Engineering Note 048
April 7, 1994
Source Four Drop Test Results
ETC conducted a series of informal drop tests was to determine the durability of the components in the Source Four fixture. Three levels of drop tests were performed.
In the first level of tests (Grade 1) we stood a fixture on its nose and tipped it over. This was intended to approximate the normal rough use to which a theatrical lighting fixture may be subjected in normal operations.
In the second level of testing (Grade 2), we dropped the fixture from a height of three feet onto its nose, side and lamp housing. This test simulated very rough usage, similar to falling off a truck bed or an equipment cart.
In the third and final level (Grade 3), we rolled the fixture on its side (barrel roll) and then end-over-end down a thirty foot, 25-step set of wooden stairs. The pitch of the stairs was approximately 35°. This test simulated extremely rough handling. A fixture would normally not be subjected to this kind of abuse.
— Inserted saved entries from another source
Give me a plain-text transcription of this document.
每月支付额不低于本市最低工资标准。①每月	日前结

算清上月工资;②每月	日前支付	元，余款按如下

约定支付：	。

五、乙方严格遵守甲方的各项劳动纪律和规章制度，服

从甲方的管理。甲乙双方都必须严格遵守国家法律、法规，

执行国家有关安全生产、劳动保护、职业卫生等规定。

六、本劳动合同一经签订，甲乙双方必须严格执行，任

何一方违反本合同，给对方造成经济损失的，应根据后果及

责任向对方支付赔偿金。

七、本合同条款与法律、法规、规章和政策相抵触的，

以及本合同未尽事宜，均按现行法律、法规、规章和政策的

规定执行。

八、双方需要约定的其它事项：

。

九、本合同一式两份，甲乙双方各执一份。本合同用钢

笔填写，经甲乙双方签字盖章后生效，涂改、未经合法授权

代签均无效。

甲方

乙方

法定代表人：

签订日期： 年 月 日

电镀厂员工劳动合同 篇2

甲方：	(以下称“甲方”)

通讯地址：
With the exception of the lamp, the fixture was still fully functional after the testing. Neither the lens, nor the reflector showed any sign of damage whatsoever. This was very gratifying given the severity of the stairway test. Some minor cracks in the castings were observed after the stairway tests, but they did not affect the rotation of the barrel. We do not believe that the cracks affected the overall structural integrity of the fixture. The bending of the shutter blades was expected, but they did not break. In the field, they could have easily been bent back into shape by hand. The damage to the lamp alignment knob was not sufficient to prevent focus adjustment and the knob is easily replaced in the field. The damage to the internal pattern holder guide was not sufficient to have interfered with the use of a pattern holder. The worst damage was sustained by the lens tube accessory holders. They were so badly crushed that we could not install a colorframe. However, we had little difficulty bending them back into shape. In any case, the lens tube castings (one or both sides) can be replaced easily in the field.